January’s unaudited VIP gambling rolling chip volume rose 147 percent year-on-year to an all-time monthly high at Imperial Pacific International Holdings Ltd’s temporary casino on the Pacific island of Saipan.
Such volume amounted to nearly US$5.59 billion, according to a Thursday filing to the Hong Kong Stock Exchange. In January 2016, VIP rolling chip volume at the Saipan venue – called Best Sunshine Live – was US$2.26 billion.
It took the Venetian Macao, a flagship property of casino operator Sands China Ltd in the Macau casino market, the whole of the fourth quarter to record US$6.89-billion in rolling chip turnover. Wynn Macau, a property developed and operated by Wynn Macau Ltd, reported table games turnover in VIP operations of US$10.80 billion for the three months to December 31.

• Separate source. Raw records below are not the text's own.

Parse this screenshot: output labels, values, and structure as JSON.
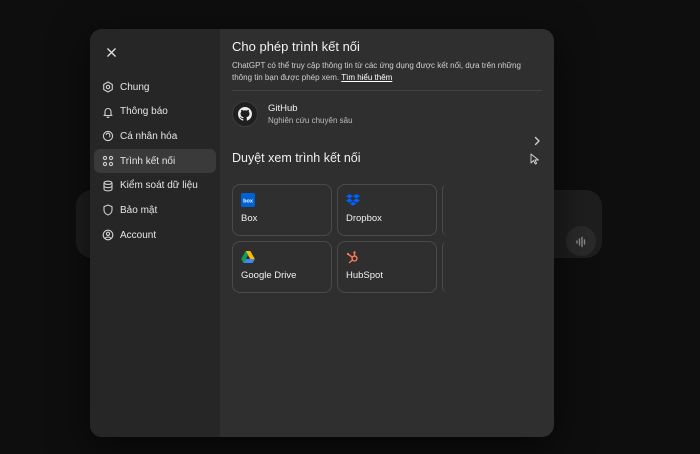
{
  "colors": {
    "modal_bg": "#2f2f2f",
    "sidebar_bg": "#262626",
    "active_bg": "#3a3a3a"
  },
  "sidebar": {
    "items": [
      {
        "label": "Chung",
        "icon": "gear-icon"
      },
      {
        "label": "Thông báo",
        "icon": "bell-icon"
      },
      {
        "label": "Cá nhân hóa",
        "icon": "personalize-icon"
      },
      {
        "label": "Trình kết nối",
        "icon": "connectors-icon",
        "active": true
      },
      {
        "label": "Kiểm soát dữ liệu",
        "icon": "database-icon"
      },
      {
        "label": "Bảo mật",
        "icon": "shield-icon"
      },
      {
        "label": "Account",
        "icon": "user-icon"
      }
    ]
  },
  "content": {
    "title": "Cho phép trình kết nối",
    "description": "ChatGPT có thể truy cập thông tin từ các ứng dụng được kết nối, dựa trên những thông tin bạn được phép xem.",
    "learn_more": "Tìm hiểu thêm",
    "connected": {
      "name": "GitHub",
      "subtitle": "Nghiên cứu chuyên sâu"
    },
    "browse_title": "Duyệt xem trình kết nối",
    "connectors": [
      {
        "name": "Box",
        "icon": "box-logo-icon"
      },
      {
        "name": "Dropbox",
        "icon": "dropbox-logo-icon"
      },
      {
        "name": "Google Drive",
        "icon": "google-drive-logo-icon"
      },
      {
        "name": "HubSpot",
        "icon": "hubspot-logo-icon"
      }
    ]
  }
}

In calendar year 2016, Imperial Pacific’s reported unaudited VIP rolling chip turnover was US$32.37 billion.
In November Bloomberg News had reported – citing sources it didn’t identify by name – that the U.S. Treasury’s Financial Crimes Enforcement Network, known as FinCEN – had been investigating Imperial Pacific’s casino operating unit Best Sunshine International Ltd.
An executive of Imperial Pacific told GGRAsia in a telephone interview – after that story was published – that it was “not possible” for the firm to facilitate any capital flight from China or elsewhere, and that it was complying with all relevant U.S. laws and regulations.
Best Sunshine is currently operating a temporary casino (pictured) – which opened in July 2015 – on Saipan, the main island of the Commonwealth of the Northern Mariana Islands (also known as CNMI), a U.S. jurisdiction.
In a January 4 filing, Imperial Pacific said it planned to launch its permanent casino “in the first quarter of 2017”.
Last month Fitch Ratings Inc downgraded Imperial Pacific International’s issuer default rating, indicating “substantial credit risk”.
On January 31 the Marianas Variety newspaper reported that several CNMI lawmakers had introduced a bill calling for a 5 percent tax on the Saipan casino operator’s gaming revenues – i.e., on a business performance indicator different from the rolling chip volume quoted in company filings.
Imperial Pacific had stated in an August 2014 filing that it was required to pay an annual Casino Resort Developer Licence fee of US$15 million during the term of its Saipan licence. It added the fee would be adjusted every five years to account for cumulative increases in consumer price inflation.